Arvind Hickman
2022年12月09日

ツイッターへの出稿、相次ぐ停止:ブランド毀損の懸念高まる

イーロン・マスク氏の行動や、コンテンツ・モデレーション(投稿監視)のリソース減は、広告主をツイッターから遠ざけていると、エージェンシー幹部らは警告している。

ツイッターへの出稿、相次ぐ停止:ブランド毀損の懸念高まる

広告主やエージェンシーのあいだで、ツイッターへの出稿を停止する動きが広まっている。ツイッターの新しいオーナーとなったマスク氏の下で、ブランドセーフティやモデレーションに関する懸念が高まっているためだ。

エージェンシーの幹部らは、ツイッターのモデレーションに関する動きや、新たにオーナー兼CEOとなったマスク氏の「予測不能な行動」に対し、懸念を吐露している。

Campaign の調査では、IPGメディアブランズやオムニコム・メディアグループなど、複数のエージェンシーグループが、ブランドセーフティが保証できないとして、ブランドにツイッターの利用を控えるよう助言していた。また、フィナンシャルタイムズのリポートによれば、グループエムなどはツイッターへの広告出稿を「ハイリスク」と評価しているという。

大手広告主が、ツイッターへの広告出稿を相次ぎ停止したため、マスク氏はブランド各社のCEOに直接電話をかけて、彼らに非難を浴びせていると、複数のメディアが報じている。

エージェンシー幹部やメディア担当者の多くは、ツイッターが大混乱の時期にあり、状況が刻々と変化していることから、匿名を条件にCampaign の取材に応じてくれた。

広告主たちがツイッターに対して懸念しているのは、モデレーションへの対応や従業員の一斉流出、そして無神経なツイートや陰謀論をシェアするといったマスク氏自身の行動だと、あるメディアエージェンシー幹部は語った。マスク氏は、ドナルド・トランプ前米大統領やカニエ・ウェスト氏など、過去に物議を醸した人物のツイッターアカウントを復活させている。

「彼(マスク氏)は、ミームも含めてさまざまな投稿をしており、その中にはかなりひどいものもある」と、あるエージェンシー幹部は指摘した。

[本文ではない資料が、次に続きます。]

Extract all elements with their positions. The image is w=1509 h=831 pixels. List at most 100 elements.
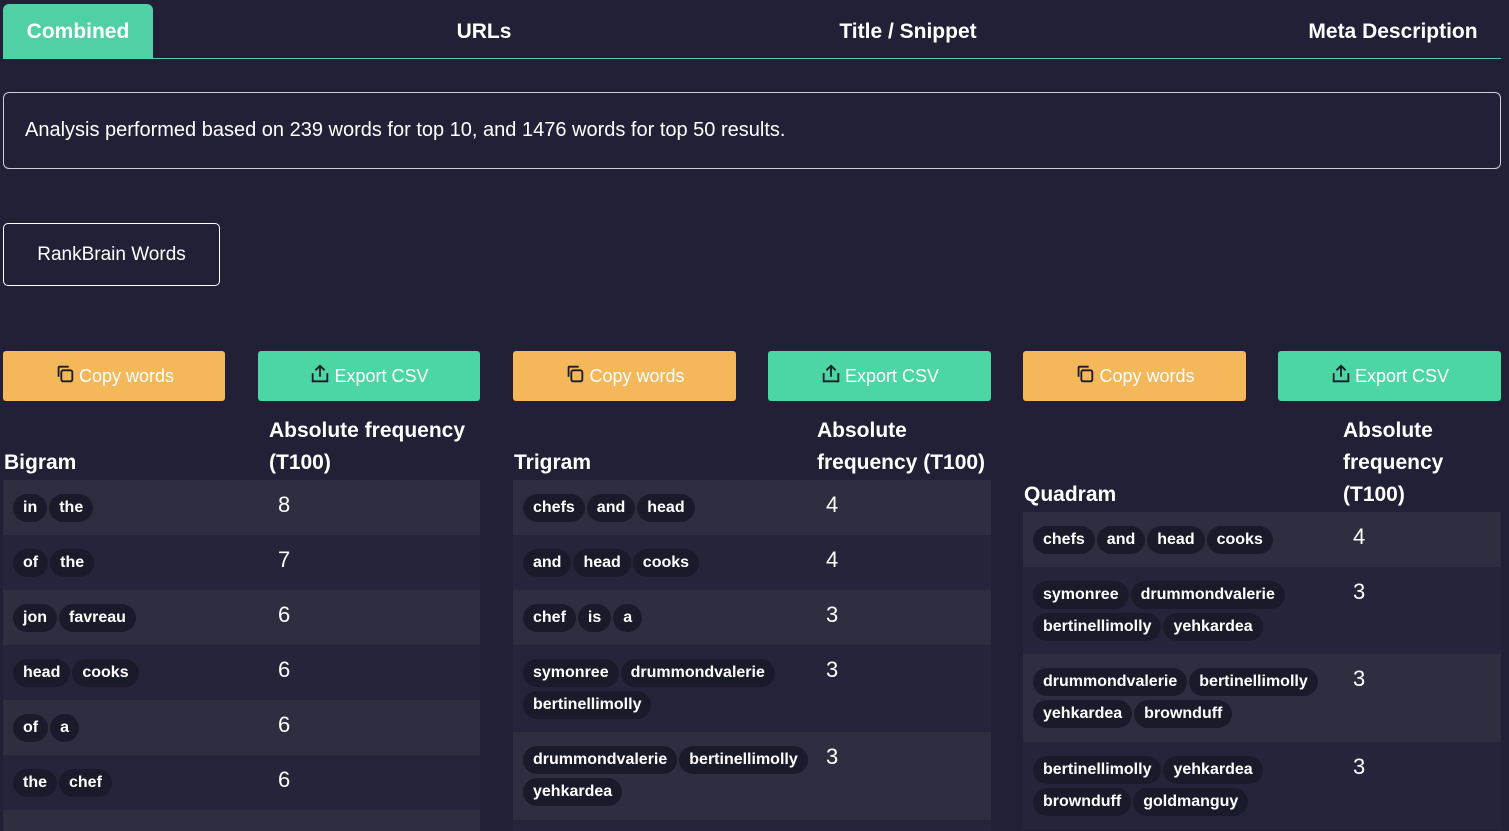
export-csv-button[interactable]: Export CSV: [1278, 351, 1501, 401]
copy-icon: [564, 363, 586, 390]
table-row: bertinellimolly yehkardea brownduff gold…: [1023, 742, 1501, 829]
frequency-value: 4: [826, 492, 839, 517]
table-body: chefs and head cooks 4 symonree drummond…: [1023, 512, 1501, 829]
word-chip: bertinellimolly: [1189, 668, 1318, 696]
word-chip: a: [50, 714, 80, 742]
table-row-partial: [3, 810, 480, 831]
word-chips: and head cooks: [523, 549, 813, 577]
frequency-header-line: (T100): [269, 451, 331, 474]
table-row: drummondvalerie bertinellimolly yehkarde…: [513, 732, 991, 820]
frequency-header-line: (T100): [1343, 483, 1405, 506]
frequency-header-line: Absolute frequency: [269, 419, 466, 442]
frequency-value: 8: [278, 492, 291, 517]
app-root: Combined URLs Title / Snippet Meta Descr…: [0, 0, 1509, 831]
rankbrain-words-button[interactable]: RankBrain Words: [3, 223, 220, 286]
word-chip: drummondvalerie: [523, 746, 678, 774]
frequency-value: 3: [826, 744, 839, 769]
table-row: jon favreau 6: [3, 590, 480, 645]
word-chip: symonree: [523, 659, 619, 687]
word-chip: chefs: [523, 494, 585, 522]
word-chip: of: [13, 714, 49, 742]
frequency-header-line: Absolute: [817, 419, 907, 442]
frequency-value: 6: [278, 602, 291, 627]
word-chip: jon: [13, 604, 57, 632]
bigram-header: Bigram: [4, 451, 77, 474]
word-chip: goldmanguy: [1133, 788, 1249, 816]
frequency-header: Absolute frequency (T100): [269, 415, 465, 479]
copy-words-button[interactable]: Copy words: [513, 351, 736, 401]
word-chips: bertinellimolly yehkardea brownduff gold…: [1033, 756, 1333, 816]
tab-title-snippet[interactable]: Title / Snippet: [808, 4, 1008, 59]
word-chip: brownduff: [1033, 788, 1132, 816]
word-chip: head: [573, 549, 631, 577]
word-chip: is: [577, 604, 612, 632]
table-row: the chef 6: [3, 755, 480, 810]
table-row: of the 7: [3, 535, 480, 590]
word-chip: head: [1147, 526, 1205, 554]
table-row: chefs and head cooks 4: [1023, 512, 1501, 567]
word-chips: of a: [13, 714, 80, 742]
word-chips: chefs and head cooks: [1033, 526, 1333, 554]
copy-words-button[interactable]: Copy words: [3, 351, 225, 401]
table-row: chefs and head 4: [513, 480, 991, 535]
word-chips: the chef: [13, 769, 112, 797]
frequency-value: 4: [1353, 524, 1366, 549]
tab-urls[interactable]: URLs: [409, 4, 559, 59]
word-chip: the: [49, 494, 94, 522]
frequency-value: 3: [1353, 754, 1366, 779]
word-chip: drummondvalerie: [1033, 668, 1188, 696]
word-chip: yehkardea: [1163, 756, 1263, 784]
word-chip: yehkardea: [1033, 700, 1133, 728]
word-chip: the: [50, 549, 95, 577]
word-chip: symonree: [1033, 581, 1129, 609]
table-row: and head cooks 4: [513, 535, 991, 590]
word-chips: in the: [13, 494, 94, 522]
word-chip: head: [13, 659, 71, 687]
copy-words-label: Copy words: [589, 365, 685, 386]
word-chips: symonree drummondvalerie bertinellimolly…: [1033, 581, 1333, 641]
word-chip: head: [637, 494, 695, 522]
copy-icon: [54, 363, 76, 390]
word-chip: and: [1096, 526, 1146, 554]
frequency-value: 4: [826, 547, 839, 572]
tab-meta-description[interactable]: Meta Description: [1293, 4, 1493, 59]
word-chip: drummondvalerie: [1130, 581, 1285, 609]
word-chip: bertinellimolly: [523, 691, 652, 719]
word-chip: chef: [523, 604, 576, 632]
table-row: drummondvalerie bertinellimolly yehkarde…: [1023, 654, 1501, 742]
word-chip: yehkardea: [1163, 613, 1263, 641]
word-chips: drummondvalerie bertinellimolly yehkarde…: [523, 746, 813, 806]
frequency-header-line: frequency: [1343, 451, 1444, 474]
word-chip: chefs: [1033, 526, 1095, 554]
word-chips: symonree drummondvalerie bertinellimolly: [523, 659, 813, 719]
word-chip: drummondvalerie: [620, 659, 775, 687]
table-row-partial: [513, 820, 991, 831]
export-csv-label: Export CSV: [844, 365, 940, 386]
word-chips: head cooks: [13, 659, 139, 687]
word-chip: of: [13, 549, 49, 577]
word-chip: cooks: [1206, 526, 1273, 554]
word-chip: bertinellimolly: [679, 746, 808, 774]
word-chip: yehkardea: [523, 778, 623, 806]
table-body: chefs and head 4 and head cooks 4 chef i…: [513, 480, 991, 831]
frequency-header-line: Absolute: [1343, 419, 1433, 442]
analysis-info-box: Analysis performed based on 239 words fo…: [3, 92, 1501, 169]
copy-words-button[interactable]: Copy words: [1023, 351, 1246, 401]
export-csv-button[interactable]: Export CSV: [258, 351, 480, 401]
frequency-header: Absolute frequency (T100): [817, 415, 985, 479]
copy-icon: [1074, 363, 1096, 390]
frequency-header: Absolute frequency (T100): [1343, 415, 1443, 511]
table-row: symonree drummondvalerie bertinellimolly…: [1023, 567, 1501, 654]
word-chips: jon favreau: [13, 604, 136, 632]
export-icon: [1330, 363, 1352, 390]
export-csv-button[interactable]: Export CSV: [768, 351, 991, 401]
copy-words-label: Copy words: [1099, 365, 1195, 386]
word-chips: chefs and head: [523, 494, 813, 522]
tab-combined[interactable]: Combined: [3, 4, 153, 59]
table-row: head cooks 6: [3, 645, 480, 700]
word-chip: brownduff: [1134, 700, 1233, 728]
word-chips: of the: [13, 549, 95, 577]
export-csv-label: Export CSV: [334, 365, 429, 386]
word-chip: bertinellimolly: [1033, 613, 1162, 641]
word-chip: a: [613, 604, 643, 632]
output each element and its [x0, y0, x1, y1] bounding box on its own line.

「マスク氏とツイッターにとって今必要なのは、ツイッターが広告主にとって安全な環境であることを証明することだ。しかし今のところ、そのような動きは見られない」

また、営業チームやコンテンツモデレーションチームなどの、スタッフの大量離脱を懸念しているメディアエージェンシー幹部もいる。

ツイッターUKでは最近、マネージングディレクターを務めていたダラ・ナスル氏と、プランニングを統括していたデイヴィッド・ウィルディング氏が退職した。この2人はどちらも、「優れた」職場文化や受賞歴のある営業チームを醸成したとして、業界でも高く評価されていた人物だ。

ツイッターUKには、営業とサポートのスタッフが合わせて80名いたが、Campaign が確認したところ、そのうち退職したのは15%程度にとどまっているようだ。

米国の非営利団体メディア・マターズ・フォー・アメリカが、11月22日に報じたところによれば、ツイッターに出稿していた上位100社の広告主のうち、50社がツイッターへの出稿を停止したという。彼らが2022年に費やした広告費は、合わせて7億5000万ドル(約1030億円)に上る。また、ツイッターへの支出を減らした広告主も数社あるという。

広告出稿を停止した有名ブランドには、フォルクスワーゲン、ゼネラルモーターズ(GM)、フォードモーター、ディアジオ(英国の酒造会社)、ハイネケン、ネスレ、コカ・コーラ、マース(米国の食品会社)などがある。